IQR Example with Numbers
Here’s a sample dataset:
2, 4, 5, 7, 8, 10, 12
- Q2 (median) = 7
- Lower half:
2, 4, 5→ Q1 = 4 - Upper half:
8, 10, 12→ Q3 = 10 - IQR = Q3 − Q1 = 10 − 4 = 6
The IQR is 6. This means the middle 50% of the data points fall within a spread of 6 units.
What Does IQR Tell Us About Data?
IQR gives you an idea of how concentrated or spread out the center of your dataset is. Unlike the full range, it’s not affected by extreme values or outliers.
If your IQR is small, most of your data is close together. If it’s large, your data is more spread out in the middle.

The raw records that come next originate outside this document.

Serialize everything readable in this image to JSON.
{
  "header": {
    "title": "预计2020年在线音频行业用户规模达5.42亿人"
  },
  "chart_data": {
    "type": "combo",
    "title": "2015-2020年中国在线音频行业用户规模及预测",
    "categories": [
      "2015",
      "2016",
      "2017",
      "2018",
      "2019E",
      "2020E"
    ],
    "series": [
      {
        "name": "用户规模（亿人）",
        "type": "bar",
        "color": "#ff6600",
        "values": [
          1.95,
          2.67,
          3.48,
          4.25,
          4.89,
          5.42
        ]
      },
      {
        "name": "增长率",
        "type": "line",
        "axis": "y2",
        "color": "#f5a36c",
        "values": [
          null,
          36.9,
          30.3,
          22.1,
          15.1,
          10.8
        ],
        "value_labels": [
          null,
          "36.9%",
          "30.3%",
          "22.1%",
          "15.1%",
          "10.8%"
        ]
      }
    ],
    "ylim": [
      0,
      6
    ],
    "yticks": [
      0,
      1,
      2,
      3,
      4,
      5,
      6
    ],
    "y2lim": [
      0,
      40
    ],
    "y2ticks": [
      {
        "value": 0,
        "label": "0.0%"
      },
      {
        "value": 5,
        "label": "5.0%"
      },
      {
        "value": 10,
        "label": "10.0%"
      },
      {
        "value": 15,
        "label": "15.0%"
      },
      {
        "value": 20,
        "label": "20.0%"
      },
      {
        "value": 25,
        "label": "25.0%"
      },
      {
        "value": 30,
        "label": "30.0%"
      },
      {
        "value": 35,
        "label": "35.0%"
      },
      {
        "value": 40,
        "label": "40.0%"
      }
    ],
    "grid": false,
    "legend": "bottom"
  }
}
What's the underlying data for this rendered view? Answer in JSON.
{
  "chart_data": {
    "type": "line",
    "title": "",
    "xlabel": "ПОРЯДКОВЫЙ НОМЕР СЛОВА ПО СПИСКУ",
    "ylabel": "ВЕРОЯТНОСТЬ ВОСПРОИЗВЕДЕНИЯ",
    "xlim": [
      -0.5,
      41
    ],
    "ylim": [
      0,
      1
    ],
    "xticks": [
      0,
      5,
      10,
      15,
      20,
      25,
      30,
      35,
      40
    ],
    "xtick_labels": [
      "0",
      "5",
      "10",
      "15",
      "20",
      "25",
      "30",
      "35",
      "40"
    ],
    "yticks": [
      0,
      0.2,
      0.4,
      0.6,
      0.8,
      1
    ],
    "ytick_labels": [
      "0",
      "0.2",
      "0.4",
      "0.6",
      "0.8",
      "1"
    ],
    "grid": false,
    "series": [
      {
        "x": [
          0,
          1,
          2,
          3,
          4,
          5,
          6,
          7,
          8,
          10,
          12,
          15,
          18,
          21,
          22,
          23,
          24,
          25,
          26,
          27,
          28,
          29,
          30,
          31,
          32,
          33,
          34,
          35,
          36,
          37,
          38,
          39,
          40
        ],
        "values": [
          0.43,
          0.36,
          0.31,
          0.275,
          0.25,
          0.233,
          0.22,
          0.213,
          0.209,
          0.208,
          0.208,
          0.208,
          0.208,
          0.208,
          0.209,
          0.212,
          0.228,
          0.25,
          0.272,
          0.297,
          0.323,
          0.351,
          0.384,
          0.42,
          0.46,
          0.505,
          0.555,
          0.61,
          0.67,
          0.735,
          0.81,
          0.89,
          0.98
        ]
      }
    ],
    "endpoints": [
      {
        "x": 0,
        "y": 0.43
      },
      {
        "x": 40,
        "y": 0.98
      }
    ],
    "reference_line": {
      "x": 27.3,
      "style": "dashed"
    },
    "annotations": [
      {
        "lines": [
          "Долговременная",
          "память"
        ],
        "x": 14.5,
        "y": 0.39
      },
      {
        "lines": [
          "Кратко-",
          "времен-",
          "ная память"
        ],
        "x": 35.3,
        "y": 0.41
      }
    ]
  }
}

IQR is also used in outlier detection. If a value is:
- Below Q1 − 1.5 × IQR
- Or above Q3 + 1.5 × IQR
…it’s often considered an outlier.
IQR vs. Range and Standard Deviation
How is IQR different from other measures of spread?
| Measure | What it Shows | Sensitive to Outliers? |
|---|---|---|
| Range | Difference between highest and lowest values | Yes |
| Standard Deviation | Spread around the mean | Yes |
| IQR | Spread of the middle 50% of data | No |
IQR is more robust when the data has outliers or is skewed. It doesn’t care about extreme highs or lows.

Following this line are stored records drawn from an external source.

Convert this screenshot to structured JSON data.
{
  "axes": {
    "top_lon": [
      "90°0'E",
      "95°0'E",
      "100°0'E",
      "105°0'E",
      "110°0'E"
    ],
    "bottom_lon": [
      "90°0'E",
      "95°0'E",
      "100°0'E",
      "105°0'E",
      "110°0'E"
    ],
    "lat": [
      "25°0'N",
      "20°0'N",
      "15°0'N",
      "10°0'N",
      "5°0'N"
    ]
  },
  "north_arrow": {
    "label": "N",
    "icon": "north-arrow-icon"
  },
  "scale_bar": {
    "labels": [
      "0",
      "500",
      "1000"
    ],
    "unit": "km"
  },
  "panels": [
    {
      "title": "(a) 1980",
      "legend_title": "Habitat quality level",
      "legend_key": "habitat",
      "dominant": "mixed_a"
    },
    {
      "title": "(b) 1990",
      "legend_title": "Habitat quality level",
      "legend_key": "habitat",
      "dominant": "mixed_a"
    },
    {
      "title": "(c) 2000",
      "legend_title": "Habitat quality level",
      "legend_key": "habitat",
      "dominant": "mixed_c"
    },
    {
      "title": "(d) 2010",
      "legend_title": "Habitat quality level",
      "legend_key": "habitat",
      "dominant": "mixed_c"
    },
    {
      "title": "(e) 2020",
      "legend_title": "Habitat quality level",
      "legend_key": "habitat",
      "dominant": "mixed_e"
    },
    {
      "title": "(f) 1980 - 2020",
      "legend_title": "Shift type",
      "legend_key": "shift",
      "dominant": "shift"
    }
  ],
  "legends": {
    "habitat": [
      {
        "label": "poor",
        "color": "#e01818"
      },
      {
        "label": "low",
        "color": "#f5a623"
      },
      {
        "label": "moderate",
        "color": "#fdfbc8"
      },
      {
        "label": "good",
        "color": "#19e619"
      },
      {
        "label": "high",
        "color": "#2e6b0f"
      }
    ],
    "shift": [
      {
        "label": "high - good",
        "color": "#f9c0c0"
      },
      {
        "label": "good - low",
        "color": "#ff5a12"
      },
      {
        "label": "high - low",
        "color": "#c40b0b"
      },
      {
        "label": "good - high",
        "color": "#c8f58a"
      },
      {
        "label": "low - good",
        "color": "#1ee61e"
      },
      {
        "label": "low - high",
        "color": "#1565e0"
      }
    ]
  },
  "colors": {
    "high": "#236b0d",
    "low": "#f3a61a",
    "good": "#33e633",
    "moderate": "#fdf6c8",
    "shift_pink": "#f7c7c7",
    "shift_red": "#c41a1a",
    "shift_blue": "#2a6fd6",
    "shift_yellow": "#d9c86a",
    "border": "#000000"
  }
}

Using IQR in Box Plots and Outlier Detection
You’ll often see IQR used in box-and-whisker plots (or box plots). These show the minimum, Q1, median, Q3, and maximum values in a clean visual.
The box in a box plot spans from Q1 to Q3. The “whiskers” extend to data points that fall within 1.5 × IQR from Q1 and Q3. Anything beyond those whiskers is marked as an outlier.
Box plots help you see how the data is spread out and whether it’s skewed or balanced.
How to Calculate IQR Using Tools (Excel or Python)
In Excel:
- Use the
QUARTILE.EXC()orQUARTILE.INC()function:- Q1:
=QUARTILE.EXC(A1:A10, 1) - Q3:
=QUARTILE.EXC(A1:A10, 3) - Then subtract Q1 from Q3 to get IQR.
- Q1:
In Python (with NumPy):
import numpy as np
data = [2, 4, 5, 7, 8, 10, 12]
q1 = np.percentile(data, 25)
q3 = np.percentile(data, 75)
iqr = q3 – q1
print(iqr) # Output: 6.0
These tools save time, especially with large datasets.
Conclusion
The interquartile range is a clean, reliable way to measure the spread of the middle part of your data. It’s easy to calculate, even by hand, and it helps you spot unusual values quickly.
Before diving into complex statistics, learn IQR well—it’s one of the simplest tools that gives strong insights into how your data behaves.
Practice on your own dataset and try plotting it. You’ll understand your numbers better and make smarter decisions based on them.